A cette occasion, M. Fouquier exprime les vues les plus élevées et les plus justes sur l'ensemble de notre législation.

«En recevant le Code Civil, dit-il, nous avons béni la main qui nous l'accordait, bien qu'il y manquât beaucoup d'utiles et sages disposi­tions. C'étaient des lois, et dans l'état d'anarchie ou d'oppression dont nous sortions à peine, des lois étaient un bienfait.

Ce ne fut qu'après leur mise en activité que leur imperfection fut remarquée.
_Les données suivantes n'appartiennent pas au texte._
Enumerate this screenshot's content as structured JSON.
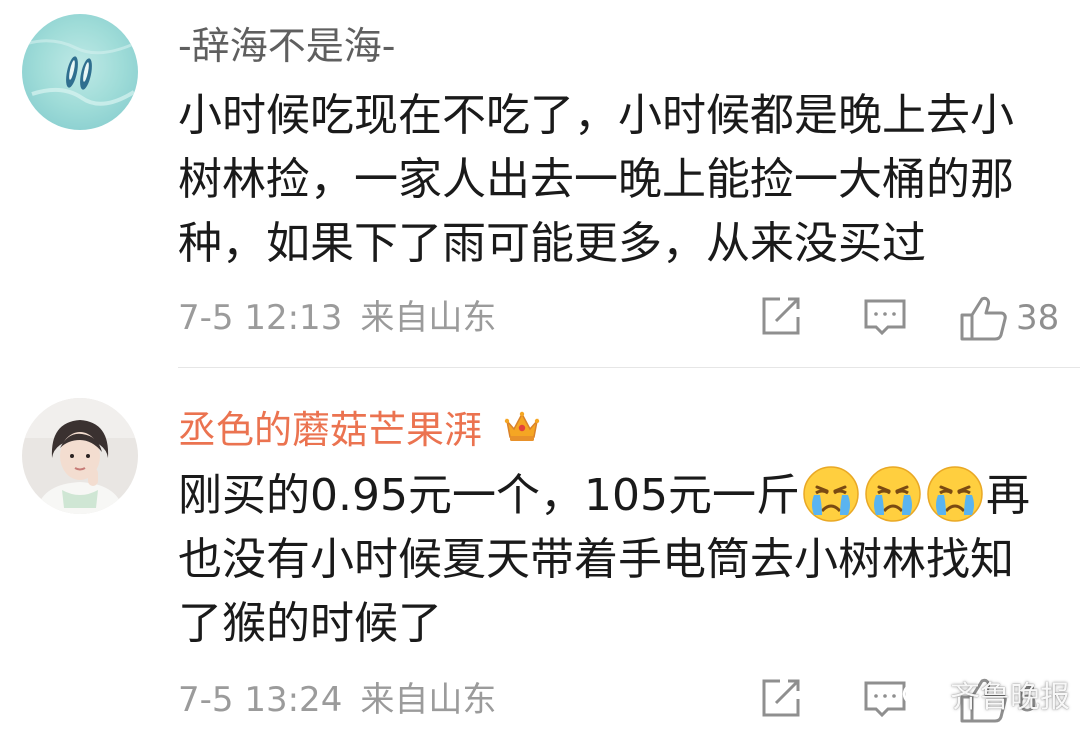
{
  "comments": [
    {
      "username": "-辞海不是海-",
      "text_lines": [
        "小时候吃现在不吃了，小时候都是晚上去小",
        "树林捡，一家人出去一晚上能捡一大桶的那",
        "种，如果下了雨可能更多，从来没买过"
      ],
      "time": "7-5 12:13",
      "source": "来自山东",
      "likes": "38",
      "icons": {
        "share": "share-edit-icon",
        "reply": "reply-comment-icon",
        "like": "thumb-up-icon"
      }
    },
    {
      "username": "丞色的蘑菇芒果湃",
      "badge": "crown-badge-icon",
      "line1_a": "刚买的0.95元一个，105元一斤",
      "line1_b": "再",
      "emoji": "crying-face-emoji",
      "line2": "也没有小时候夏天带着手电筒去小树林找知",
      "line3": "了猴的时候了",
      "time": "7-5 13:24",
      "source": "来自山东",
      "likes": "6",
      "icons": {
        "share": "share-edit-icon",
        "reply": "reply-comment-icon",
        "like": "thumb-up-icon"
      }
    }
  ],
  "watermark": {
    "text": "齐鲁晚报",
    "icon": "wechat-logo-icon"
  },
  "colors": {
    "vip_name": "#eb7350",
    "normal_name": "#5f5f5f",
    "meta": "#9b9b9b",
    "body_text": "#1a1a1a"
  }
}
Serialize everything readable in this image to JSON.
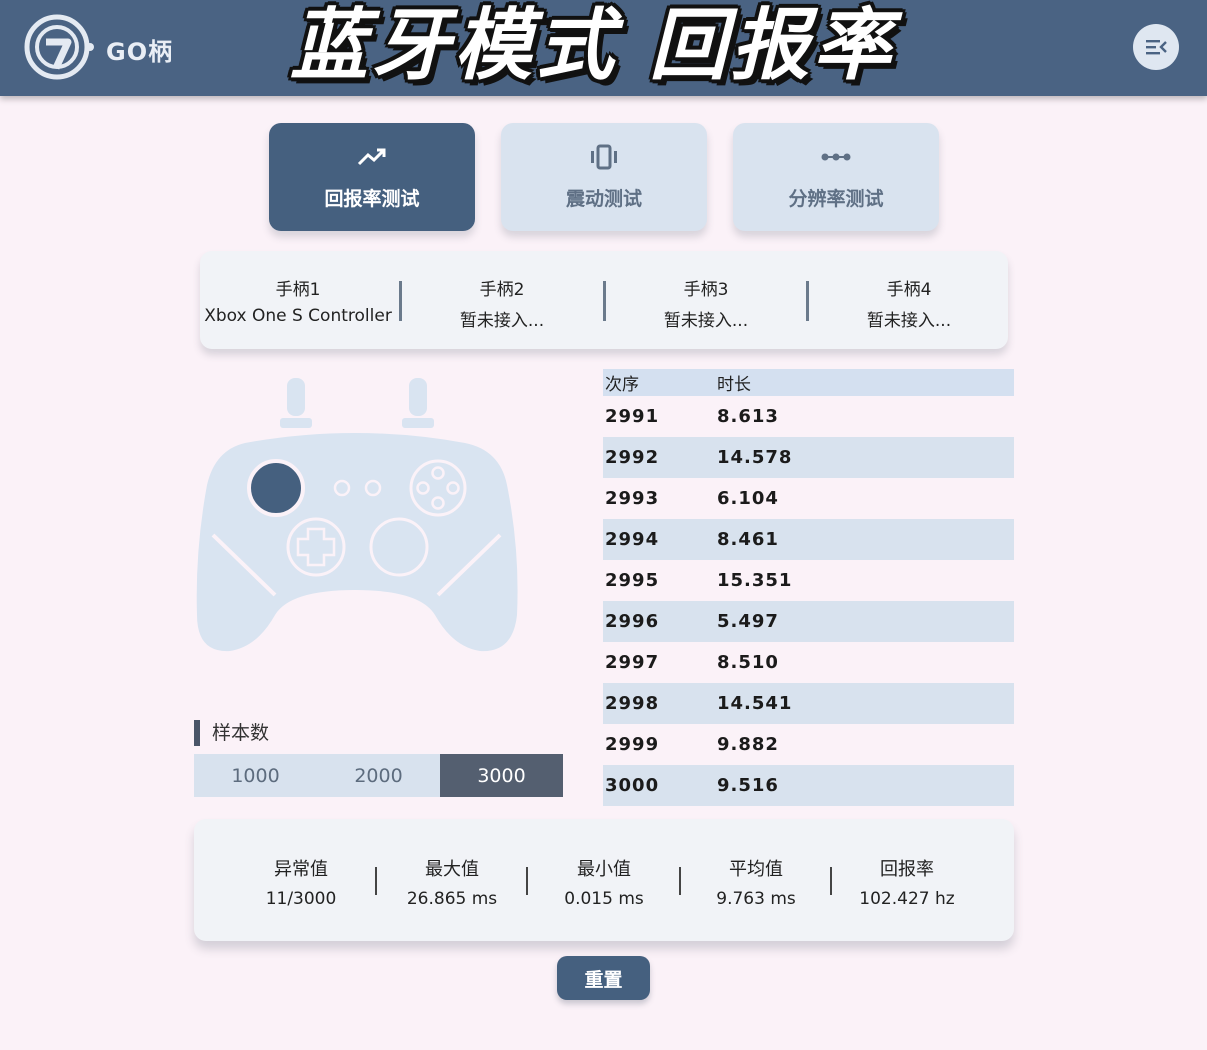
{
  "header": {
    "brand": "GO柄",
    "overlay_title": "蓝牙模式 回报率"
  },
  "tabs": [
    {
      "label": "回报率测试",
      "icon": "trending-up-icon",
      "active": true
    },
    {
      "label": "震动测试",
      "icon": "vibration-icon",
      "active": false
    },
    {
      "label": "分辨率测试",
      "icon": "dots-icon",
      "active": false
    }
  ],
  "controllers": [
    {
      "name": "手柄1",
      "status": "Xbox One S Controller"
    },
    {
      "name": "手柄2",
      "status": "暂未接入..."
    },
    {
      "name": "手柄3",
      "status": "暂未接入..."
    },
    {
      "name": "手柄4",
      "status": "暂未接入..."
    }
  ],
  "sample": {
    "title": "样本数",
    "options": [
      "1000",
      "2000",
      "3000"
    ],
    "selected": "3000"
  },
  "table": {
    "headers": [
      "次序",
      "时长"
    ],
    "rows": [
      [
        "2991",
        "8.613"
      ],
      [
        "2992",
        "14.578"
      ],
      [
        "2993",
        "6.104"
      ],
      [
        "2994",
        "8.461"
      ],
      [
        "2995",
        "15.351"
      ],
      [
        "2996",
        "5.497"
      ],
      [
        "2997",
        "8.510"
      ],
      [
        "2998",
        "14.541"
      ],
      [
        "2999",
        "9.882"
      ],
      [
        "3000",
        "9.516"
      ]
    ]
  },
  "stats": [
    {
      "label": "异常值",
      "value": "11/3000"
    },
    {
      "label": "最大值",
      "value": "26.865 ms"
    },
    {
      "label": "最小值",
      "value": "0.015 ms"
    },
    {
      "label": "平均值",
      "value": "9.763 ms"
    },
    {
      "label": "回报率",
      "value": "102.427 hz"
    }
  ],
  "reset_label": "重置",
  "colors": {
    "header": "#4a6383",
    "accent": "#45607f",
    "background": "#fbf2f8",
    "row_alt": "#d8e2ee"
  }
}
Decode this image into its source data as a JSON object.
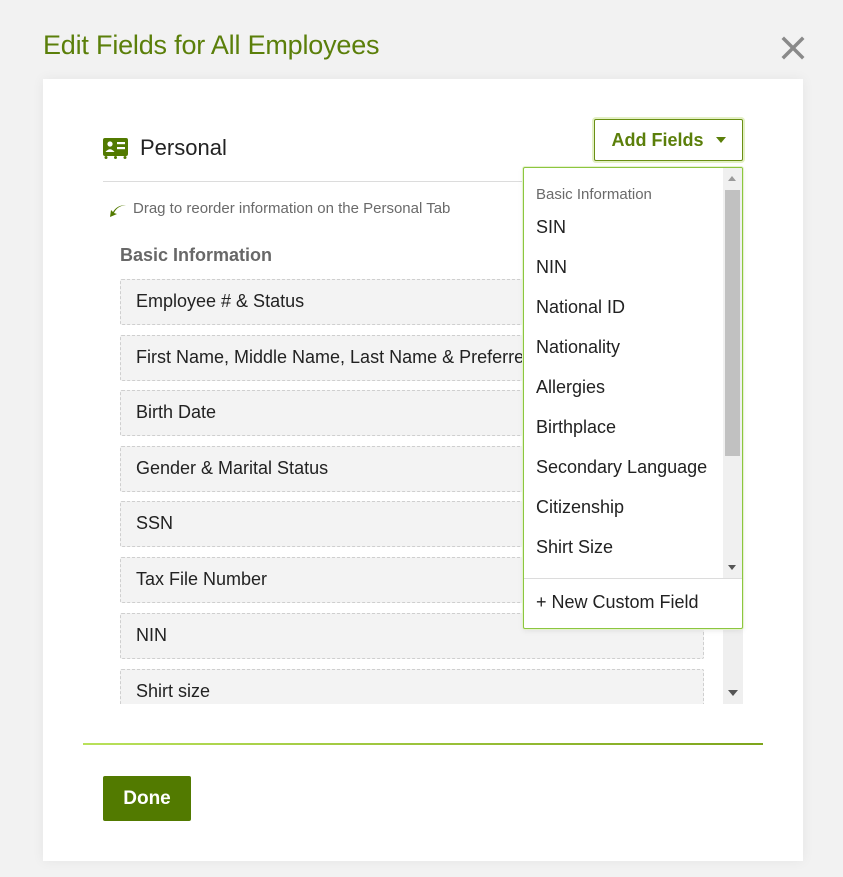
{
  "modal": {
    "title": "Edit Fields for All Employees",
    "close_icon": "close-icon"
  },
  "colors": {
    "brand_green": "#5b7f0a",
    "button_green": "#527a00",
    "accent_lime": "#8cc63f"
  },
  "section": {
    "icon": "id-card-icon",
    "title": "Personal",
    "drag_hint": "Drag to reorder information on the Personal Tab",
    "drag_icon": "curved-arrow-icon",
    "group_label": "Basic Information",
    "fields": [
      {
        "label": "Employee # & Status"
      },
      {
        "label": "First Name, Middle Name, Last Name & Preferred Name"
      },
      {
        "label": "Birth Date"
      },
      {
        "label": "Gender & Marital Status"
      },
      {
        "label": "SSN"
      },
      {
        "label": "Tax File Number"
      },
      {
        "label": "NIN"
      },
      {
        "label": "Shirt size"
      }
    ]
  },
  "add_fields": {
    "label": "Add Fields",
    "dropdown": {
      "group_label": "Basic Information",
      "items": [
        "SIN",
        "NIN",
        "National ID",
        "Nationality",
        "Allergies",
        "Birthplace",
        "Secondary Language",
        "Citizenship",
        "Shirt Size"
      ],
      "footer_label": "+ New Custom Field"
    }
  },
  "footer": {
    "done_label": "Done"
  }
}
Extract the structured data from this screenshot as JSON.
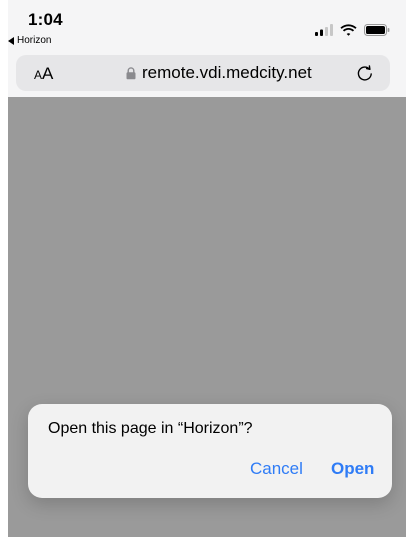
{
  "status_bar": {
    "time": "1:04",
    "back_app_label": "Horizon",
    "icons": [
      "signal-icon",
      "wifi-icon",
      "battery-icon"
    ]
  },
  "address_bar": {
    "text_size_label_small": "A",
    "text_size_label_large": "A",
    "url": "remote.vdi.medcity.net",
    "icons": [
      "lock-icon",
      "reload-icon"
    ]
  },
  "page": {
    "background_color": "#9a9a9a"
  },
  "dialog": {
    "message": "Open this page in “Horizon”?",
    "cancel_label": "Cancel",
    "open_label": "Open",
    "accent_color": "#2f7cf6"
  }
}
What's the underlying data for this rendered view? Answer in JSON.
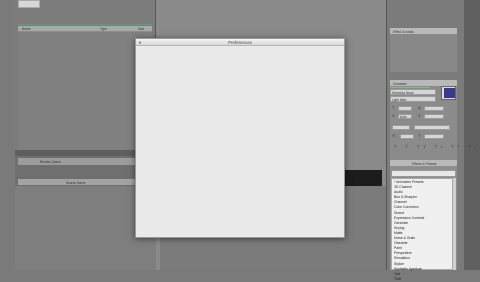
{
  "dialog": {
    "title": "Preferences"
  },
  "project_panel": {
    "column_name": "Name",
    "column_type": "Type",
    "column_size": "Size"
  },
  "timeline": {
    "tab_label": "Render Queue",
    "search_label": "Source Name"
  },
  "info_panel": {
    "tab_label": "Effect Controls"
  },
  "character_panel": {
    "tab_label": "Character",
    "font_name": "Helvetica Neue",
    "font_style": "Light Italic",
    "tracking_label": "Auto"
  },
  "effects_panel": {
    "tab_label": "Effects & Presets",
    "items": [
      "* Animation Presets",
      "3D Channel",
      "Audio",
      "Blur & Sharpen",
      "Channel",
      "Color Correction",
      "Distort",
      "Expression Controls",
      "Generate",
      "Keying",
      "Matte",
      "Noise & Grain",
      "Obsolete",
      "Paint",
      "Perspective",
      "Simulation",
      "Stylize",
      "Synthetic Aperture",
      "Text",
      "Time"
    ]
  },
  "colors": {
    "dialog_bg": "#ececec",
    "panel_bg": "#7b7b7b",
    "accent_green": "#4fa27a",
    "swatch_fill": "#3a3a8c"
  }
}
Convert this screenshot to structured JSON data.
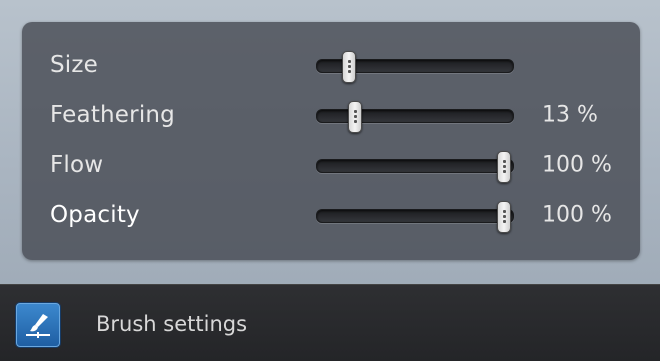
{
  "brush_panel": {
    "sliders": [
      {
        "label": "Size",
        "value_text": "",
        "fraction": 0.16
      },
      {
        "label": "Feathering",
        "value_text": "13 %",
        "fraction": 0.19
      },
      {
        "label": "Flow",
        "value_text": "100 %",
        "fraction": 0.95
      },
      {
        "label": "Opacity",
        "value_text": "100 %",
        "fraction": 0.95
      }
    ]
  },
  "footer": {
    "button_icon": "brush-icon",
    "title": "Brush settings"
  },
  "colors": {
    "accent": "#2a6fb8",
    "panel_bg": "#484c54",
    "footer_bg": "#2a2b2e",
    "text": "#e6e6e6"
  }
}
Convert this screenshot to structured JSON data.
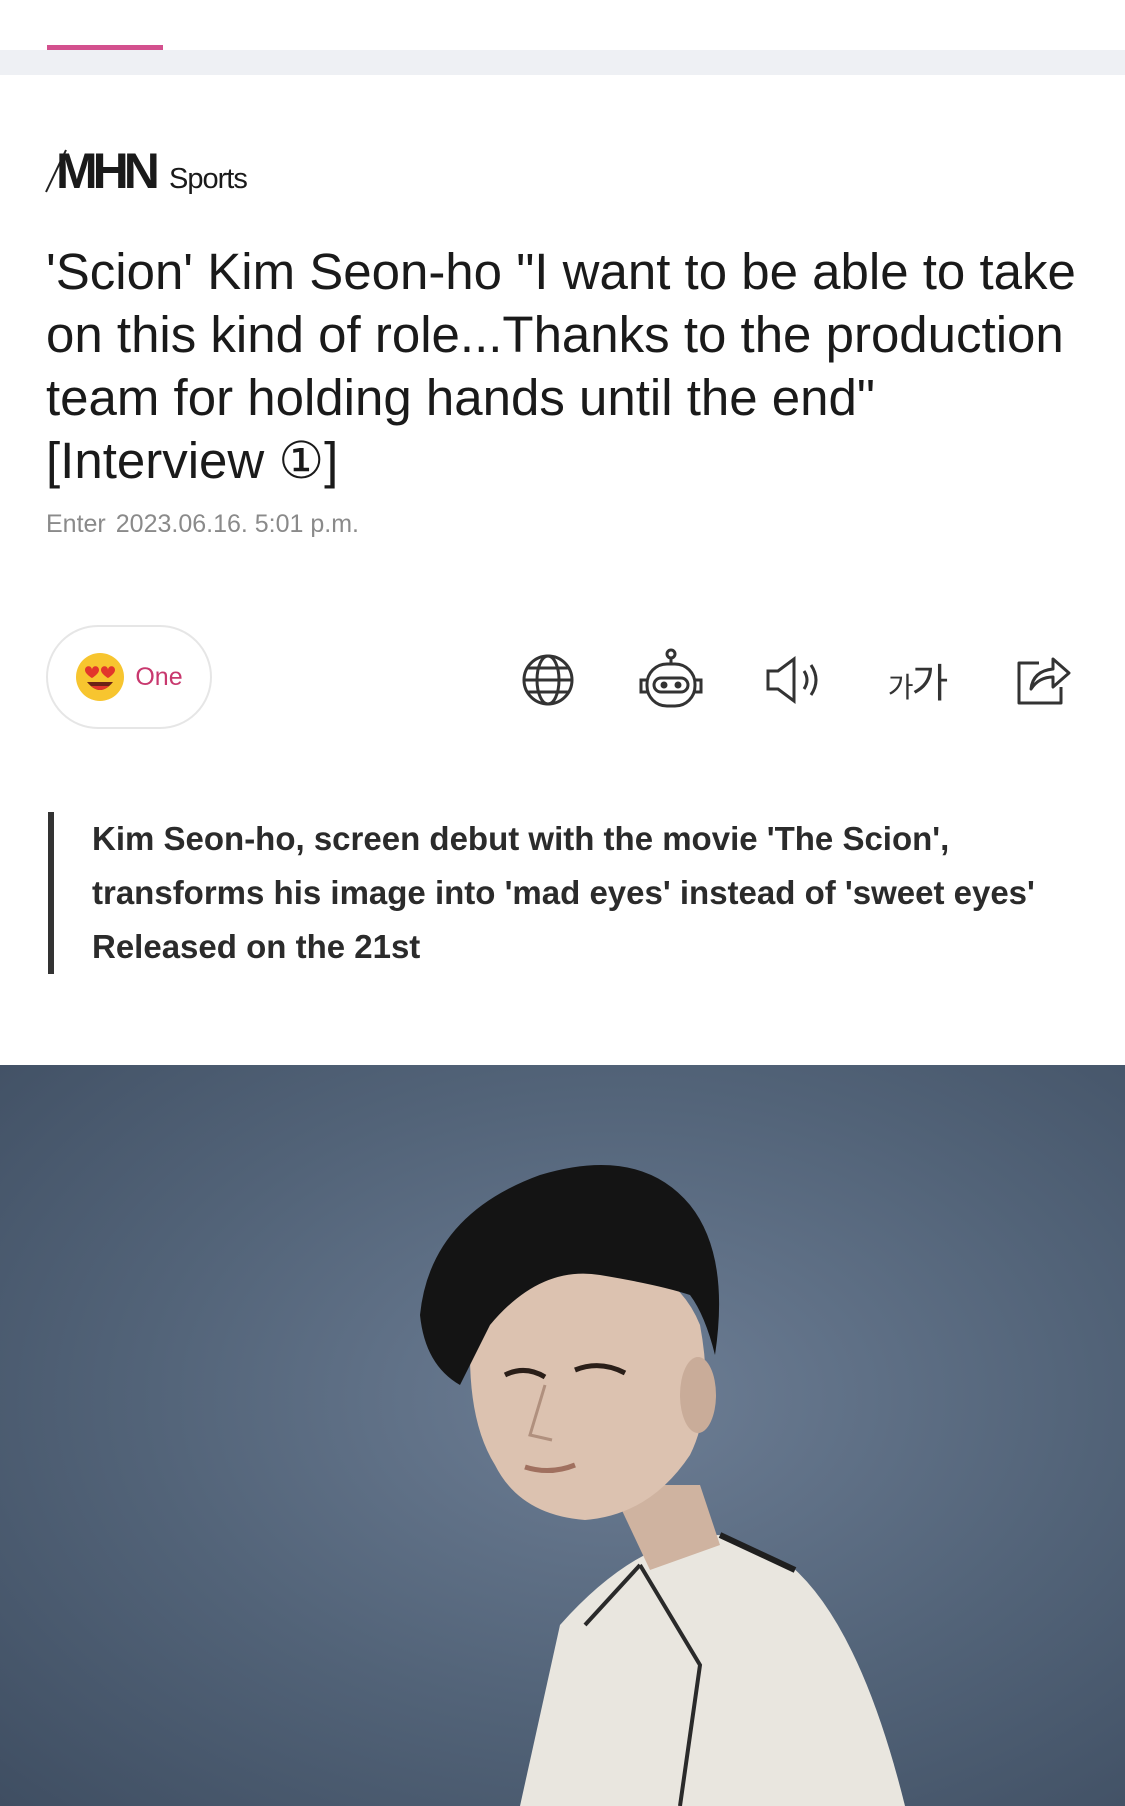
{
  "logo": {
    "main": "MHN",
    "sub": "Sports"
  },
  "article": {
    "headline": "'Scion' Kim Seon-ho \"I want to be able to take on this kind of role...Thanks to the production team for holding hands until the end\" [Interview ①]",
    "date_label": "Enter",
    "date_value": "2023.06.16. 5:01 p.m.",
    "subhead_lines": [
      "Kim Seon-ho, screen debut with the movie 'The Scion',",
      "transforms his image into 'mad eyes' instead of 'sweet eyes'",
      "Released on the 21st"
    ]
  },
  "reaction": {
    "icon": "heart-eyes-emoji-icon",
    "count": "One"
  },
  "toolbar": {
    "icons": [
      "globe-icon",
      "robot-icon",
      "speaker-icon",
      "font-size-icon",
      "share-icon"
    ],
    "font_label_small": "가",
    "font_label_large": "가"
  },
  "colors": {
    "accent": "#d3508e",
    "reaction_text": "#c8386e",
    "photo_bg": "#526378"
  }
}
On s'aperçut que ces lois qui avaient tout prévu dans l'intérêt matériel des hommes, ne contenaient aucun élément de répression contre ce qui est un outrage à la conscience publique et à l'éternelle morale des nations.

Ce vide énorme, laissé dans nos codes par l'indifférence philosophi­que, a été comblé en partie par la loi de 1814 sur le Repos du dimanche et par la loi de 1825 sur le Sacrilège».

M. Fouquier protestait ainsi contre l'hérésie moderne du laïcisme ou de l'athéisme social.

Le Garde des sceaux aussi, pour justifier la loi devant les Chambres avait affirmé le devoir qu'ont les nations de rendre hommage à Dieu. «Il n'est pas sans utilité morale, avait-il dit à la Chambre des Pairs, d'imprimer enfin à la législation d'un grand peuple le caractère religieux dont elle a été si longtemps privée. Il n'est point sans utilité politique que les premiers pouvoirs de l'Etat rendent un solennel hommage à la religion et donnent aux peuples cette haute leçon de sagesse et de piété».

Et à la Chambre des Députés: «Lorsqu'un Etat a été profondément ébranlé, lorsque la morale des peuples a été profondément pervertie, lorsque leurs principes religieux ont été longtemps attaqués et presque détruits, il n'est point sans avantage pour eux de voir rendre des hommages éclatants à la religion, qui seule peut rétablir, protéger et affermir les empires».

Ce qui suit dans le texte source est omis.